For Python users familiar with the Pandas Python package, the teradataml package builds on the concept and syntax of the pandas DataFrame object by creating the teradataml DataFrame object for data residing on Vantage.

The look and feel of a teradataml DataFrame is similar to a pandas DataFrame in Python. A teradataml DataFrame is a reference to a database object on the Python client, and it can represent a table, view, or query in Analytics Database.

The teradataml library provides an API to access or manipulate a teradataml DataFrame. These functions generate an SQL request to be executed in the Analytics Database or ML Engine through a Python DB-API connection. The teradataml package uses teradatasqlalchemy, an implementation of SQLAlchemy’s Dialect interface, to provide enhanced support for rendering SQL. The teradatasqlalchemy dialect leverages the teradatasql DB-API implementation for connecting to Vantage.

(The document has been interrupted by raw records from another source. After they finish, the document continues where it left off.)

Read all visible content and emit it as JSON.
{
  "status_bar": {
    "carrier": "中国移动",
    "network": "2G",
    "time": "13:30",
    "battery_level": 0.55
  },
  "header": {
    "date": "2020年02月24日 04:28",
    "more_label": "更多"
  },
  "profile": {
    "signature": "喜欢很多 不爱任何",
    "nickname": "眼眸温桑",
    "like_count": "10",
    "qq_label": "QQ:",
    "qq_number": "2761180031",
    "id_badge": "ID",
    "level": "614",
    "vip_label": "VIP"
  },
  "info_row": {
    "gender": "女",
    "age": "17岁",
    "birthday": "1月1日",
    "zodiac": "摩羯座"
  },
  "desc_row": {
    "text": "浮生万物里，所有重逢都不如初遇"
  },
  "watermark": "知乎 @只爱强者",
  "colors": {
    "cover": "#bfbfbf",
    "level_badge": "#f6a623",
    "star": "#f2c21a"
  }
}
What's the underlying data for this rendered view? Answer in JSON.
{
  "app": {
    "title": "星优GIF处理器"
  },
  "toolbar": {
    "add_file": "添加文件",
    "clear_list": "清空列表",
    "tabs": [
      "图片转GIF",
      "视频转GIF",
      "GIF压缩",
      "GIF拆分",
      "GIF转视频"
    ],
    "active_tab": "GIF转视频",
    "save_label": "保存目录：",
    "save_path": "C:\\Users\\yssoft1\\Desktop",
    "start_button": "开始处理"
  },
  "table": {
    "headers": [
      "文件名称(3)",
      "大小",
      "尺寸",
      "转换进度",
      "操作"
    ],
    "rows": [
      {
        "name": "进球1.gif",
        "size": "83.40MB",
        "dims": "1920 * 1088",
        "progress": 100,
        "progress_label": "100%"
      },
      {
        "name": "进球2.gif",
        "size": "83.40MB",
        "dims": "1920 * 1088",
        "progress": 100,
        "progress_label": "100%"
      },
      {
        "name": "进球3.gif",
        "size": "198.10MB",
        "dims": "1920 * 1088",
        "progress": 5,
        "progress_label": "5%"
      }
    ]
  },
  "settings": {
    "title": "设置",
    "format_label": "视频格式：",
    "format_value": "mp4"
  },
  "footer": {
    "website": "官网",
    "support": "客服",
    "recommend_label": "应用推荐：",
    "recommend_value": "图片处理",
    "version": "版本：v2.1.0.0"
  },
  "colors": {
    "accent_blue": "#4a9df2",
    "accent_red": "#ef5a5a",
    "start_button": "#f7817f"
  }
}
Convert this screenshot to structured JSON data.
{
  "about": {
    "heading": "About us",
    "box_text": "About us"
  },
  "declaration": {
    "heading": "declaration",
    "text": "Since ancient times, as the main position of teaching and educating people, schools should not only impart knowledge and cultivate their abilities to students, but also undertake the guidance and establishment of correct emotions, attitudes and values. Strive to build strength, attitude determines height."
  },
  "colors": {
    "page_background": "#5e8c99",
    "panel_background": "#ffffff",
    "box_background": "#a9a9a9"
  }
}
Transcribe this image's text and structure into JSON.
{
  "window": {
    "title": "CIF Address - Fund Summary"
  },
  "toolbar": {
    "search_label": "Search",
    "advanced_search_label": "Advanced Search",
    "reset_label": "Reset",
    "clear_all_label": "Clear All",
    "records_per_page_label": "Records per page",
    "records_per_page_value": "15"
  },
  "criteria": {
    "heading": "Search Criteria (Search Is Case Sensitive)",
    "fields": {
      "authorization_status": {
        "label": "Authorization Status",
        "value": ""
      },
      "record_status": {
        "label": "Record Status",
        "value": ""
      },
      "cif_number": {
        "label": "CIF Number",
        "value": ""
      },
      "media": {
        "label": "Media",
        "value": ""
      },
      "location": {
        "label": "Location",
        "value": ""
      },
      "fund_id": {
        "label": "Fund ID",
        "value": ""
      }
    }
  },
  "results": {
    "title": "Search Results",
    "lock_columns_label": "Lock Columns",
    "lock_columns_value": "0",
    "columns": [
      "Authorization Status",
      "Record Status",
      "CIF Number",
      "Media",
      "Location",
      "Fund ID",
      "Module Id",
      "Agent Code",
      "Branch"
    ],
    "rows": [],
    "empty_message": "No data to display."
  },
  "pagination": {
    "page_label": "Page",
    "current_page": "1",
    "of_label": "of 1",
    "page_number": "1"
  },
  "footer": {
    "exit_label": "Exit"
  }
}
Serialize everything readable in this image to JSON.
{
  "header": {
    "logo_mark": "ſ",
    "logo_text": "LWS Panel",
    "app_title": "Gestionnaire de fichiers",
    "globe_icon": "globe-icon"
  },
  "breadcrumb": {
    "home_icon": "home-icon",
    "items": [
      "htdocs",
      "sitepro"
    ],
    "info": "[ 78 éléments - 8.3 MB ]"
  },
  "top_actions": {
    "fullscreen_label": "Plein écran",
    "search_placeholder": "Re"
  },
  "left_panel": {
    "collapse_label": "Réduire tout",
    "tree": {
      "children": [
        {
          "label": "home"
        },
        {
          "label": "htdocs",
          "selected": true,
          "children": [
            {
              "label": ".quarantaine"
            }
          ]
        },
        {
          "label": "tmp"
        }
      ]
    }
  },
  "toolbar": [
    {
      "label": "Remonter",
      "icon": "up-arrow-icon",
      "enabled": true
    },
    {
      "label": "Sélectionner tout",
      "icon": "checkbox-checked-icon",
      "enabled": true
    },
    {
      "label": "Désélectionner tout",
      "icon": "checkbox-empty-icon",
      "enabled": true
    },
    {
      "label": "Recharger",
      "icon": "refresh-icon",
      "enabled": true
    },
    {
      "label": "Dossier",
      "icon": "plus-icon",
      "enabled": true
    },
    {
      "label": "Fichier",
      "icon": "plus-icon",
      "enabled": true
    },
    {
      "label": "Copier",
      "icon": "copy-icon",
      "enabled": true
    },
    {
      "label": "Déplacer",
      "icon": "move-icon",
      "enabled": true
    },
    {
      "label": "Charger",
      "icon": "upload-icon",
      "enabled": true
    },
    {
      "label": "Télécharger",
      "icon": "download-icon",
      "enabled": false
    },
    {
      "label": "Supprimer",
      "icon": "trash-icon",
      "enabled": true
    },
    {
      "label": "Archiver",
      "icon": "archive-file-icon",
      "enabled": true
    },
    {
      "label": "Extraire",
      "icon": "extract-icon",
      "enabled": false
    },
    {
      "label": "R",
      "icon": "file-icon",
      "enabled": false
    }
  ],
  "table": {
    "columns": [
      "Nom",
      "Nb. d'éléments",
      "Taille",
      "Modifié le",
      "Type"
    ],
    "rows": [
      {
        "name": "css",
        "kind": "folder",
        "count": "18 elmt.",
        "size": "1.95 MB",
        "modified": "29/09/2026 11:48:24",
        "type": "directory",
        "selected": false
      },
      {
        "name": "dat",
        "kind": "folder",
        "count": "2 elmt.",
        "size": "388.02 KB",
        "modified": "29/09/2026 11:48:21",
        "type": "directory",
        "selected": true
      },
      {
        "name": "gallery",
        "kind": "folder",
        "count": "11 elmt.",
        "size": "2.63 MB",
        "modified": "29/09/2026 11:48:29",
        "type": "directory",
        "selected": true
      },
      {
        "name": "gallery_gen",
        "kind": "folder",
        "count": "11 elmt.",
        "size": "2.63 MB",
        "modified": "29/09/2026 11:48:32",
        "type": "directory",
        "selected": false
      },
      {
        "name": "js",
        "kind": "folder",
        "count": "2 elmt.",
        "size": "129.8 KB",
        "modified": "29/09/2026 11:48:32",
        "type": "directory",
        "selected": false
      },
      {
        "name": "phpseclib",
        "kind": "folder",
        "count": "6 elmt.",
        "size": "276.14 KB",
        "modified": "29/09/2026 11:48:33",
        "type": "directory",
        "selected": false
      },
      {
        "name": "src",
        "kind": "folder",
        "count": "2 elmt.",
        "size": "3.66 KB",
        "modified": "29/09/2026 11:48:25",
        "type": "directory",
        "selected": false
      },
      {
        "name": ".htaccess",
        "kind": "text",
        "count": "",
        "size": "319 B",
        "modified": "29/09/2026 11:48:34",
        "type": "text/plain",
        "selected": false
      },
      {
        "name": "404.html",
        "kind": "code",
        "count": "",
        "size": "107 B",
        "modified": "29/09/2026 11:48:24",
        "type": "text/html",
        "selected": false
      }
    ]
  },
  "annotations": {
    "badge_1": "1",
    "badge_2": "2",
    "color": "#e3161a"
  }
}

The teradataml DataFrame supports lazy evaluation for a variety of operations on Vantage such as exploration, transformation, and machine learning. Only a subset of data is ever retrieved from Vantage, unless the user explicitly requests data to be transferred to the client.

These characteristics result in a pandas-like experience for users who want to perform analytics on Vantage from their preferred Python environment.